It has long been known that plants can help reduce air pollution. But which one is the best?
Well, some scientists at the Royal Horticultural Society in the UK set out to answer that question, and the winner was … the Franchet’s Cotoneaster.
The “Franchet’s Cotoneaster” is an evergreen shrub that typically grows up to 10′ tall. It is native to southwestern China, Myanmar and northern Thailand — though it has been naturalized in the U.S. (thanks to birds) and can now be found in some Western states. The plant has oval leaves that are glossy gray-green and makes a great addition to the landscape if it is allowed to form an un-pruned fountain of pink and white summer flowers.

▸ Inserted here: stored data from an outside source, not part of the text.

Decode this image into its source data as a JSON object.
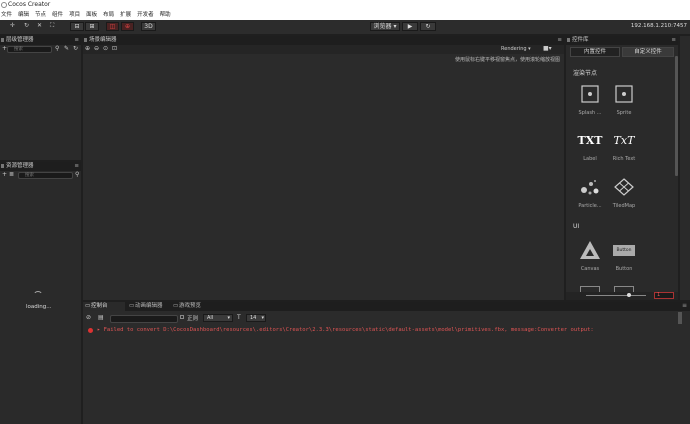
{
  "app": {
    "title": "Cocos Creator"
  },
  "menu": [
    "文件",
    "编辑",
    "节点",
    "组件",
    "项目",
    "面板",
    "布局",
    "扩展",
    "开发者",
    "帮助"
  ],
  "toolbar": {
    "preview_select": "浏览器",
    "ip": "192.168.1.210:7457",
    "mode_3d": "3D"
  },
  "hierarchy": {
    "title": "层级管理器",
    "search_placeholder": "搜索"
  },
  "assets": {
    "title": "资源管理器",
    "search_placeholder": "搜索",
    "loading": "loading..."
  },
  "scene": {
    "title": "场景编辑器",
    "rendering": "Rendering",
    "hint": "使用鼠标右键平移视窗焦点，使用滚轮缩放视图"
  },
  "widgets": {
    "title": "控件库",
    "tabs": [
      "内置控件",
      "自定义控件"
    ],
    "section_render": "渲染节点",
    "section_ui": "UI",
    "items": [
      {
        "label": "Splash ...",
        "icon": "splash-icon"
      },
      {
        "label": "Sprite",
        "icon": "sprite-icon"
      },
      {
        "label": "Label",
        "icon": "label-icon"
      },
      {
        "label": "Rich Text",
        "icon": "richtext-icon"
      },
      {
        "label": "Particle...",
        "icon": "particle-icon"
      },
      {
        "label": "TiledMap",
        "icon": "tiledmap-icon"
      },
      {
        "label": "Canvas",
        "icon": "canvas-icon"
      },
      {
        "label": "Button",
        "icon": "button-icon"
      }
    ],
    "icon_text_label": "TXT",
    "icon_text_rich": "TxT",
    "button_sample": "Button",
    "zoom_value": "1"
  },
  "console": {
    "tabs": [
      "控制台",
      "动画编辑器",
      "游戏预览"
    ],
    "filter_label": "正则",
    "level": "All",
    "font_size": "14",
    "message": "Failed to convert D:\\CocosDashboard\\resources\\.editors\\Creator\\2.3.3\\resources\\static\\default-assets\\model\\primitives.fbx, message:Converter output:"
  }
}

But in addition to its pleasing landscape attributes, this new “super plant” has the impressive ability to soak in airborne pollutants – most notably particulate matter.
As reported in EcoWatch:
“We estimate the Cotoneaster franchetii traps 20% more emissions than other hedges we have tested so would be ideal along busy roads in pollution hot spots,” RHS principal horticultural scientist and study lead author Dr. Tijana Blanusa said in a press release.
The study, published in the journal Environments, set out to compare different methods for assessing which plants were accumulating the most particulate matter. They then used the most effective method to look at roadside hedges during the summertime in the British city of Reading. They sought to determine which species and types of species were the most effective at absorbing pollutants, as well as the influence of hedge depth and proximity to traffic.
The winner, Franchet’s cotoneaster…”
Scientists explain that the reason for the plant’s pollution fighting capabilities rests on its “rough and hairy-leaves.” The Franchet’s leaf hairs, ridges and scales not only help to increase the surface area onto which the PM can fall, but also makes it harder for the PM to dislodge itself and fall off. Thus, planting these shrubs around busy highways and roads could help to clear the air in some of our more congested cities and towns.